Selbstverständlich ist nichts dagegen einzuwenden, Geld kurzfristig auf Geldwertanlagen zu "parken". Für den langfristigen Anlagehorizont sind Geldwertanlagen allerdings aus den schon mehrfach erwähnten Gründen absolut ungeeignet, sogar gefährlich!

Merken Sie sich folgendes: In der Geschichte der Welt ist noch niemals jemand durch Bank- oder Versicherungsberatung reich geworden! Das ist nämlich nicht möglich! Daher sollten Sie es sich zweimal überlegen, ob Sie den netten Worten eines Bankers oder Versicherungsvertreters trauen oder nicht.







Hans im Glück lebt

Kennen Sie das Märchen vom Hans im Glück? Es handelt von einem Jungen, der den Lohn seiner Arbeit immer wieder gegen Dinge eintauscht, die wertloser sind.

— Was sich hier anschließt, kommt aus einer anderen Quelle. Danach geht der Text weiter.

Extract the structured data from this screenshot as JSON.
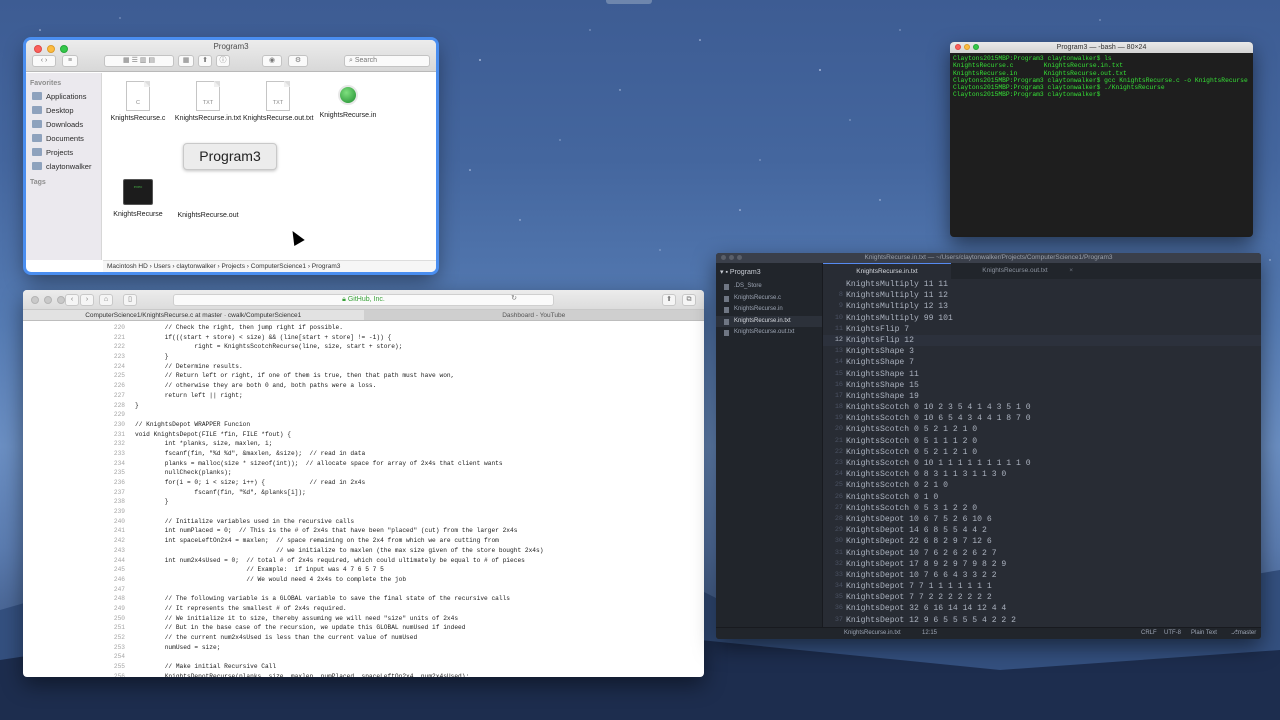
{
  "finder": {
    "title": "Program3",
    "search_placeholder": "Search",
    "sidebar": {
      "favorites_header": "Favorites",
      "tags_header": "Tags",
      "items": [
        "Applications",
        "Desktop",
        "Downloads",
        "Documents",
        "Projects",
        "claytonwalker"
      ]
    },
    "files": [
      {
        "name": "KnightsRecurse.c",
        "kind": "doc",
        "badge": "C"
      },
      {
        "name": "KnightsRecurse.in.txt",
        "kind": "doc",
        "badge": "TXT"
      },
      {
        "name": "KnightsRecurse.out.txt",
        "kind": "doc",
        "badge": "TXT"
      },
      {
        "name": "KnightsRecurse.in",
        "kind": "globe",
        "badge": ""
      },
      {
        "name": "KnightsRecurse",
        "kind": "exec",
        "badge": "exec"
      },
      {
        "name": "KnightsRecurse.out",
        "kind": "doc",
        "badge": ""
      }
    ],
    "rename_tooltip": "Program3",
    "path": "Macintosh HD  ›  Users  ›  claytonwalker  ›  Projects  ›  ComputerScience1  ›  Program3"
  },
  "terminal": {
    "title": "Program3 — -bash — 80×24",
    "lines": [
      "Claytons2015MBP:Program3 claytonwalker$ ls",
      "KnightsRecurse.c        KnightsRecurse.in.txt",
      "KnightsRecurse.in       KnightsRecurse.out.txt",
      "Claytons2015MBP:Program3 claytonwalker$ gcc KnightsRecurse.c -o KnightsRecurse",
      "Claytons2015MBP:Program3 claytonwalker$ ./KnightsRecurse",
      "Claytons2015MBP:Program3 claytonwalker$ "
    ]
  },
  "safari": {
    "url": "GitHub, Inc.",
    "tabs": [
      "ComputerScience1/KnightsRecurse.c at master · cwalk/ComputerScience1",
      "Dashboard - YouTube"
    ],
    "code_lines": [
      {
        "n": "220",
        "t": "        // Check the right, then jump right if possible."
      },
      {
        "n": "221",
        "t": "        if(((start + store) < size) && (line[start + store] != -1)) {"
      },
      {
        "n": "222",
        "t": "                right = KnightsScotchRecurse(line, size, start + store);"
      },
      {
        "n": "223",
        "t": "        }"
      },
      {
        "n": "224",
        "t": "        // Determine results."
      },
      {
        "n": "225",
        "t": "        // Return left or right, if one of them is true, then that path must have won,"
      },
      {
        "n": "226",
        "t": "        // otherwise they are both 0 and, both paths were a loss."
      },
      {
        "n": "227",
        "t": "        return left || right;"
      },
      {
        "n": "228",
        "t": "}"
      },
      {
        "n": "229",
        "t": ""
      },
      {
        "n": "230",
        "t": "// KnightsDepot WRAPPER Funcion"
      },
      {
        "n": "231",
        "t": "void KnightsDepot(FILE *fin, FILE *fout) {"
      },
      {
        "n": "232",
        "t": "        int *planks, size, maxlen, i;"
      },
      {
        "n": "233",
        "t": "        fscanf(fin, \"%d %d\", &maxlen, &size);  // read in data"
      },
      {
        "n": "234",
        "t": "        planks = malloc(size * sizeof(int));  // allocate space for array of 2x4s that client wants"
      },
      {
        "n": "235",
        "t": "        nullCheck(planks);"
      },
      {
        "n": "236",
        "t": "        for(i = 0; i < size; i++) {            // read in 2x4s"
      },
      {
        "n": "237",
        "t": "                fscanf(fin, \"%d\", &planks[i]);"
      },
      {
        "n": "238",
        "t": "        }"
      },
      {
        "n": "239",
        "t": ""
      },
      {
        "n": "240",
        "t": "        // Initialize variables used in the recursive calls"
      },
      {
        "n": "241",
        "t": "        int numPlaced = 0;  // This is the # of 2x4s that have been \"placed\" (cut) from the larger 2x4s"
      },
      {
        "n": "242",
        "t": "        int spaceLeftOn2x4 = maxlen;  // space remaining on the 2x4 from which we are cutting from"
      },
      {
        "n": "243",
        "t": "                                      // we initialize to maxlen (the max size given of the store bought 2x4s)"
      },
      {
        "n": "244",
        "t": "        int num2x4sUsed = 0;  // total # of 2x4s required, which could ultimately be equal to # of pieces"
      },
      {
        "n": "245",
        "t": "                              // Example:  if input was 4 7 6 5 7 5"
      },
      {
        "n": "246",
        "t": "                              // We would need 4 2x4s to complete the job"
      },
      {
        "n": "247",
        "t": ""
      },
      {
        "n": "248",
        "t": "        // The following variable is a GLOBAL variable to save the final state of the recursive calls"
      },
      {
        "n": "249",
        "t": "        // It represents the smallest # of 2x4s required."
      },
      {
        "n": "250",
        "t": "        // We initialize it to size, thereby assuming we will need \"size\" units of 2x4s"
      },
      {
        "n": "251",
        "t": "        // But in the base case of the recursion, we update this GLOBAL numUsed if indeed"
      },
      {
        "n": "252",
        "t": "        // the current num2x4sUsed is less than the current value of numUsed"
      },
      {
        "n": "253",
        "t": "        numUsed = size;"
      },
      {
        "n": "254",
        "t": ""
      },
      {
        "n": "255",
        "t": "        // Make initial Recursive Call"
      },
      {
        "n": "256",
        "t": "        KnightsDepotRecurse(planks, size, maxlen, numPlaced, spaceLeftOn2x4, num2x4sUsed);"
      }
    ]
  },
  "atom": {
    "title": "KnightsRecurse.in.txt — ~/Users/claytonwalker/Projects/ComputerScience1/Program3",
    "project": "Program3",
    "tree_files": [
      ".DS_Store",
      "KnightsRecurse.c",
      "KnightsRecurse.in",
      "KnightsRecurse.in.txt",
      "KnightsRecurse.out.txt"
    ],
    "tabs": [
      "KnightsRecurse.in.txt",
      "KnightsRecurse.out.txt"
    ],
    "lines": [
      {
        "n": "",
        "t": "KnightsMultiply 11 11"
      },
      {
        "n": "8",
        "t": "KnightsMultiply 11 12"
      },
      {
        "n": "9",
        "t": "KnightsMultiply 12 13"
      },
      {
        "n": "10",
        "t": "KnightsMultiply 99 101"
      },
      {
        "n": "11",
        "t": "KnightsFlip 7"
      },
      {
        "n": "12",
        "t": "KnightsFlip 12"
      },
      {
        "n": "13",
        "t": "KnightsShape 3"
      },
      {
        "n": "14",
        "t": "KnightsShape 7"
      },
      {
        "n": "15",
        "t": "KnightsShape 11"
      },
      {
        "n": "16",
        "t": "KnightsShape 15"
      },
      {
        "n": "17",
        "t": "KnightsShape 19"
      },
      {
        "n": "18",
        "t": "KnightsScotch 0 10 2 3 5 4 1 4 3 5 1 0"
      },
      {
        "n": "19",
        "t": "KnightsScotch 0 10 6 5 4 3 4 4 1 8 7 0"
      },
      {
        "n": "20",
        "t": "KnightsScotch 0 5 2 1 2 1 0"
      },
      {
        "n": "21",
        "t": "KnightsScotch 0 5 1 1 1 2 0"
      },
      {
        "n": "22",
        "t": "KnightsScotch 0 5 2 1 2 1 0"
      },
      {
        "n": "23",
        "t": "KnightsScotch 0 10 1 1 1 1 1 1 1 1 1 0"
      },
      {
        "n": "24",
        "t": "KnightsScotch 0 8 3 1 1 3 1 1 3 0"
      },
      {
        "n": "25",
        "t": "KnightsScotch 0 2 1 0"
      },
      {
        "n": "26",
        "t": "KnightsScotch 0 1 0"
      },
      {
        "n": "27",
        "t": "KnightsScotch 0 5 3 1 2 2 0"
      },
      {
        "n": "28",
        "t": "KnightsDepot 10 6 7 5 2 6 10 6"
      },
      {
        "n": "29",
        "t": "KnightsDepot 14 6 8 5 5 4 4 2"
      },
      {
        "n": "30",
        "t": "KnightsDepot 22 6 8 2 9 7 12 6"
      },
      {
        "n": "31",
        "t": "KnightsDepot 10 7 6 2 6 2 6 2 7"
      },
      {
        "n": "32",
        "t": "KnightsDepot 17 8 9 2 9 7 9 8 2 9"
      },
      {
        "n": "33",
        "t": "KnightsDepot 10 7 6 6 4 3 3 2 2"
      },
      {
        "n": "34",
        "t": "KnightsDepot 7 7 1 1 1 1 1 1 1"
      },
      {
        "n": "35",
        "t": "KnightsDepot 7 7 2 2 2 2 2 2 2"
      },
      {
        "n": "36",
        "t": "KnightsDepot 32 6 16 14 14 12 4 4"
      },
      {
        "n": "37",
        "t": "KnightsDepot 12 9 6 5 5 5 5 4 2 2 2"
      }
    ],
    "current_line": "12",
    "status": {
      "file": "KnightsRecurse.in.txt",
      "cursor": "12:15",
      "eol": "CRLF",
      "encoding": "UTF-8",
      "grammar": "Plain Text",
      "branch": "master"
    }
  }
}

Dieses Verhalten trifft leider auf viele Anleger zu. Allerdings ist dieses verhalten wie beim Hans im Glück ein unfreiwilliges. Viele Sparer und Anleger wechseln immer wieder ihre Strategie. Dazu aufgefordert werden sie von Beratern, oder vielmehr Ratern, die jeder immer das Beste dabei haben und natürlich immer besser sind als die Konkurenz.

Dabei ist es nicht schwer, die richtige Strategie für die Altersvorsorge zu wählen.

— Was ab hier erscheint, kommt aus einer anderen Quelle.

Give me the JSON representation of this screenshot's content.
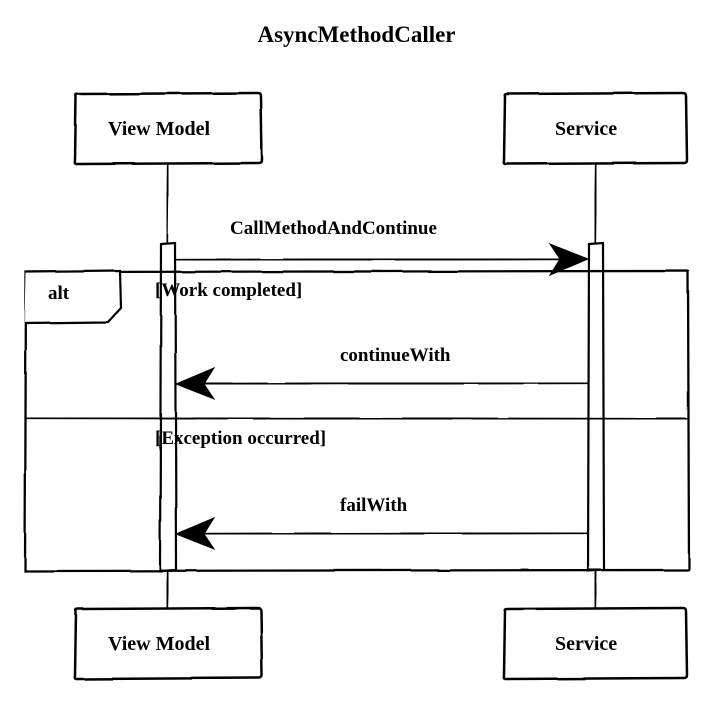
{
  "title": "AsyncMethodCaller",
  "participants": {
    "viewModel": "View Model",
    "service": "Service"
  },
  "messages": {
    "call": "CallMethodAndContinue",
    "continueWith": "continueWith",
    "failWith": "failWith"
  },
  "fragment": {
    "type": "alt",
    "guard1": "[Work completed]",
    "guard2": "[Exception occurred]"
  }
}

Hier die gängisten Regeln:
  • Vermögenswirksame Leistungen anlegen mit einem Aktienfondssparplan.
  • Als Altersversorgesparpläne hauptsächlich Aktienfondssparpläne, Fondspolicen oder -renten bzw. Englische Kapitalversicherungen.
  • Bei der Auswahl der Aktienfonds achten Sie auf folgende Dinge:
    • Der Fonds sollte breit gestreut in unterschiedlichen Branchen und Regionen investiert sein. Finger weg von Spezialfonds, sie sind begrenzt und unflexibel!
    • Langfristiger Erfolg - sagt etwas über die Qualität aus. Der Fonds sollte wenigstens 10 jahre gute Ergebnisse vorweisen können.
    • Zeitgemäßes Management - die kurzfristigen Ergebnisse sollten besser als der Markt sein. Gute Zeiten sollten die höchsten Ergebnisse, schlechte Zeiten sollten die geringsten Verluste vorweisen.
    • Langfristig besser als der entsprechende Index sollte der Fonds sein.
    • Depotbank in Luxemburg - Luxemburg schützt Ihr Vermögen auch im Konkursfall (Code Civil).
  • Je nach persönlicher Situation können Sie bei Ihrer Anlagestrategie geeignete Werkzeuge zur Erhöhung der Sicherheit und Gewinnmaximierung einsetzen.
  • Überbewerten Sie Steuervorteile nicht auf Kosten der Rendite. Steuern sparen ohne Geld dabei zu verdienen ist nicht sinnvoll. Grundsätzlich ist das zahlen von mehr Steuer oft ein Zeichen für mehr Gewinn (eine korrekte und intelligente Steuererklärung vorausgesetzt).
  • Entscheidend ist immer, was unter dem Strich für Sie "hängen bleibt".
  • An Versicherungen sollte das Nötigste vorhanden sein. Achten Sie hierbei nicht nur auf den Preis, sondern auf das Kleingedruckte.